Talvez ele achasse que, não trabalhando, teria uma chance grande de ser lembrado assim que a Copa do Qatar acabasse. Ficaria menos exposto a erros e críticas. Se ele fez esse cálculo, talvez estivesse certo. Mas acabou voltando e agora acontece exatamente o que ele poderia ter temido - quebra-se o encanto.

Eu achava que Cuca poderia dar jeito no Galo-2022. Não deu. O ano do Atlético acabou, sejamos francos. É um time caríssimo, montado para disputar tudo e que em agosto já não tem mais chance de conquistar qualquer um dos três títulos grandes da temporada. Faz quase um mês que não ganha um jogo. Resta fazer um bom Brasileiro para acabar lá em segundo ou terceiro. Será que isso bastaria para um treinador ser alçado à seleção? Difícil.

Desde que pegou o Atlético, Cuca levou duas sapatadas e empatou duas com o Palmeiras (de seu grande algoz, Abel Ferreira). Na primeira, vencia por 2 a 0 e dominava. Quando Abel fez ajustes, Cuca não sou contragolpeá-los. Levou o 2 a 2. Na segunda partida, jogou com um homem a mais desde os 28min e não foi ousado em busca da vitória. O Atlético só teve chances quando ficou com dois a mais, nos acréscimos. Conformou-se com os pênaltis e se deu mal.

Pior do que a atuação do treinador à beira do campo foi a tentativa de explicar. "Às vezes é mais difícil 11 contra 10 do que 11 contra 11", justificou Cuca. Na sala ao lado, Abel explicava como havia ficado fácil para o Palmeiras se defender, já que o Galo colocava seus jogadores em volta do bloco defensivo do Palmeiras, não dentro. Não acho que Abel tenha tido a intenção de humilhar Cuca ou coisa do tipo, estava apenas dando explicações e compartilhando a leitura de jogo. Mas que ficou chato, ficou. Para Cuca.

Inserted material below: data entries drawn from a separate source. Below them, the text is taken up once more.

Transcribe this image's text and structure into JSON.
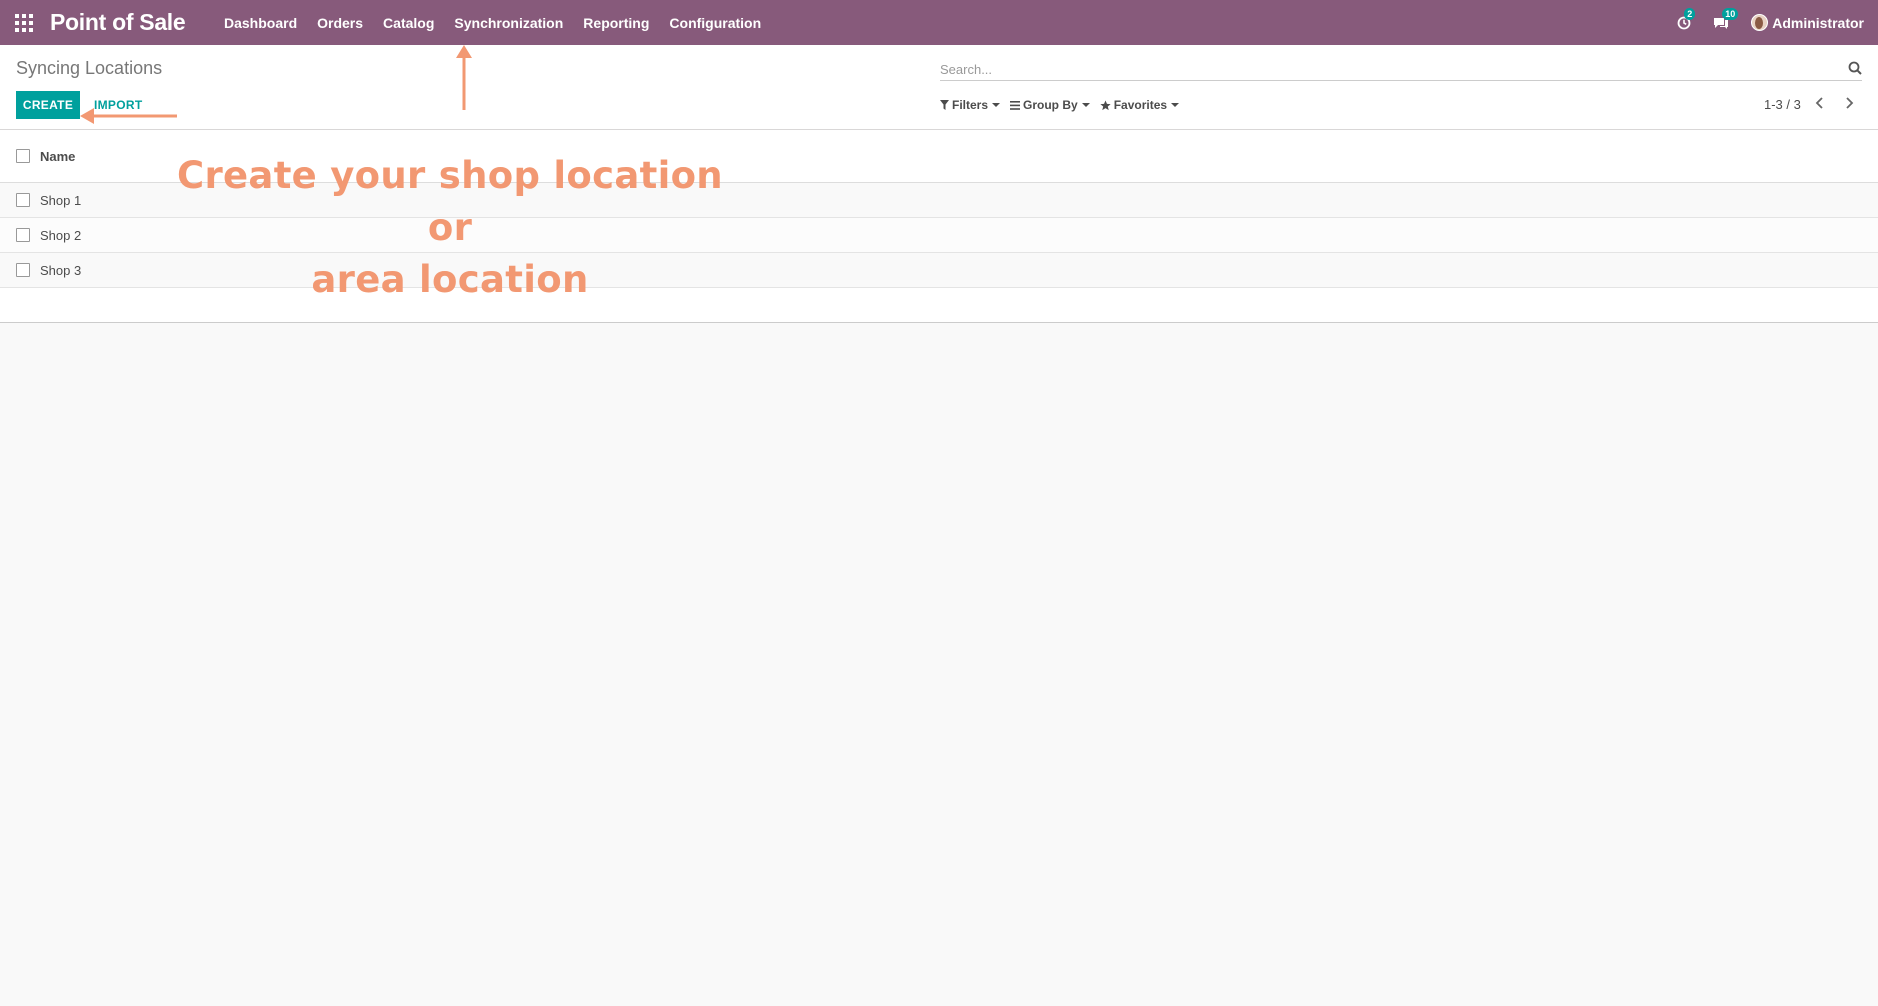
{
  "navbar": {
    "brand": "Point of Sale",
    "menu": [
      "Dashboard",
      "Orders",
      "Catalog",
      "Synchronization",
      "Reporting",
      "Configuration"
    ],
    "activity_count": "2",
    "message_count": "10",
    "user_name": "Administrator"
  },
  "control_panel": {
    "title": "Syncing Locations",
    "create_label": "CREATE",
    "import_label": "IMPORT",
    "search_placeholder": "Search...",
    "filters_label": "Filters",
    "group_by_label": "Group By",
    "favorites_label": "Favorites",
    "pager": "1-3 / 3"
  },
  "list": {
    "column_name": "Name",
    "rows": [
      "Shop 1",
      "Shop 2",
      "Shop 3"
    ]
  },
  "annotation": {
    "line1": "Create your shop location or",
    "line2": "area location",
    "color": "#f29872"
  },
  "colors": {
    "navbar": "#875a7b",
    "primary": "#00a09d"
  }
}
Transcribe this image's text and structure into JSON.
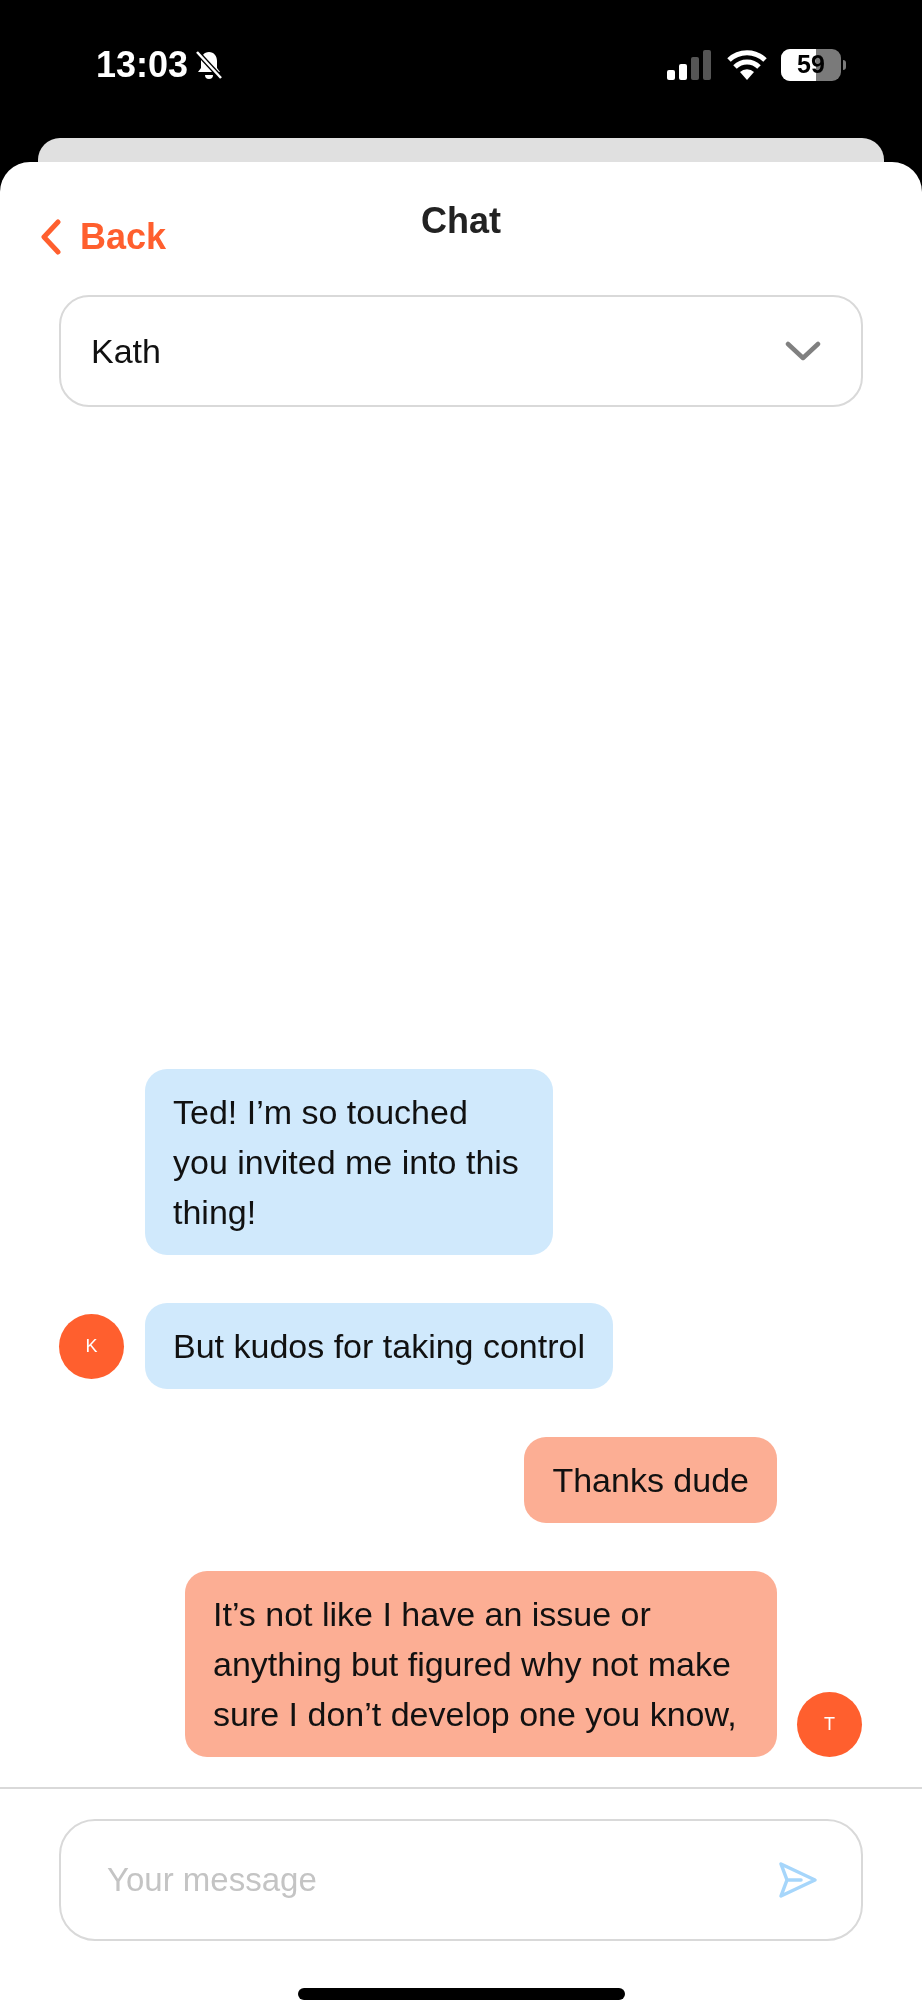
{
  "status_bar": {
    "time": "13:03",
    "battery": "59"
  },
  "header": {
    "back": "Back",
    "title": "Chat"
  },
  "recipient_select": {
    "value": "Kath"
  },
  "messages": [
    {
      "kind": "received",
      "text": "Ted! I’m so touched you invited me into this thing!"
    },
    {
      "kind": "received",
      "text": "But kudos for taking control",
      "avatar": "K"
    },
    {
      "kind": "sent",
      "text": "Thanks dude"
    },
    {
      "kind": "sent",
      "text": "It’s not like I have an issue or anything but figured why not make sure I don’t develop one you know,",
      "avatar": "T"
    }
  ],
  "composer": {
    "placeholder": "Your message"
  }
}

Acho que Cuca funciona bem no ambiente do futebol brasileiro, mas é fato que falta algum repertório. Quando se é campeão de tudo, os defeitos passam batidos. Quando é preciso por o dedo e se está diante de gente de outro nível, o buraco fica evidente. Se tivesse ficado em casa, possivelmente Cuca chegaria a dezembro como número um da linha sucessória de Tite, mas agora até Dorival Jr (sem emprego até outro dia) está na frente. A coisa é dinâmica.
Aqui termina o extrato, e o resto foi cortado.